On 7/8/25 9:42 PM, Cong Wang wrote:
> (Cc LKML for more audience, since this clearly breaks potentially useful
> use cases)
> 
> On Tue, Jul 08, 2025 at 04:43:26PM +0000, William Liu wrote:
>> netem_enqueue's duplication prevention logic breaks when a netem
>> resides in a qdisc tree with other netems - this can lead to a
>> soft lockup and OOM loop in netem_dequeue, as seen in [1].
>> Ensure that a duplicating netem cannot exist in a tree with other
>> netems.
> 
> As I already warned in your previous patchset, this breaks the following
> potentially useful use case:
> 
> sudo tc qdisc add dev eth0 root handle 1: mq
> sudo tc qdisc add dev eth0 parent 1:1 handle 10: netem duplicate 100%
> sudo tc qdisc add dev eth0 parent 1:2 handle 20: netem duplicate 100%
> 
> I don't see any logical problem of such use case, therefore we should
> consider it as valid, we can't break it.
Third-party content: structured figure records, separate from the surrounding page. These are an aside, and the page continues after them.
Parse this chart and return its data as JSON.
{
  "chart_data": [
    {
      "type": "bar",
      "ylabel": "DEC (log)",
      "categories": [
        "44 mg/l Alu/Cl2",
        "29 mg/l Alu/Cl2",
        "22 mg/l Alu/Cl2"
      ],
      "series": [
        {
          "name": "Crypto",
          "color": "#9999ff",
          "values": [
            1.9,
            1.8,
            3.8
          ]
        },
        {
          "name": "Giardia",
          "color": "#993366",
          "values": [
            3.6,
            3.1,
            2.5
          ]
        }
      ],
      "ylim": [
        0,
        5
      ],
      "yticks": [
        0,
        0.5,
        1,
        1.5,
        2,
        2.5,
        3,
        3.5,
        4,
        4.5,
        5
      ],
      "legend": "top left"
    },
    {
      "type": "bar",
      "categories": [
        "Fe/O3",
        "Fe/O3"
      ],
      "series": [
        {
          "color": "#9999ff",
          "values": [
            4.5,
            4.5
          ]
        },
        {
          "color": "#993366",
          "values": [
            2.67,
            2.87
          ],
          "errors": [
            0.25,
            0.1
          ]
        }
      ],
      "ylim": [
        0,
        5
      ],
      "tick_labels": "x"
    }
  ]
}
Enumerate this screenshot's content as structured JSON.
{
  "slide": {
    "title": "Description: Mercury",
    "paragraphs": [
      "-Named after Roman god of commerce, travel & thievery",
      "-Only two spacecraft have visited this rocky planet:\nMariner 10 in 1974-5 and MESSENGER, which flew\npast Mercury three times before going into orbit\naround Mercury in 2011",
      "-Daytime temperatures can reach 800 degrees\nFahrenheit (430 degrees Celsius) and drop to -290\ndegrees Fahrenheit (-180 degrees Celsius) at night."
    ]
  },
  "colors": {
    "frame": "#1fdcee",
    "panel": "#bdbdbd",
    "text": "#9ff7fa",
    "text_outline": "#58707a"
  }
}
My understanding is that even the solution you proposed breaks a
currently accepted configuration:

https://lore.kernel.org/netdev/CAM0EoMmBdZBzfUAms5-0hH5qF5ODvxWfgqrbHaGT6p3-uOD6vg@mail.gmail.com/

I call them (both the linked one and the inline one) 'configurations'
instead of 'use-cases' because I don't see how any of them could have
real users, other than: https://xkcd.com/1172/.

TC historically allowing every configuration, even non completely
nonsensical ones, makes very hard to impossible to address this kind of
issues without breaking any previously accepted configuration.

My personal take would be to go with the change posted here: IMHO
keeping the fix self-encapsulated is better than saving an handful of
LoC and spreading the hack in more visible part of the code.

@Cong: would you reconsider your position?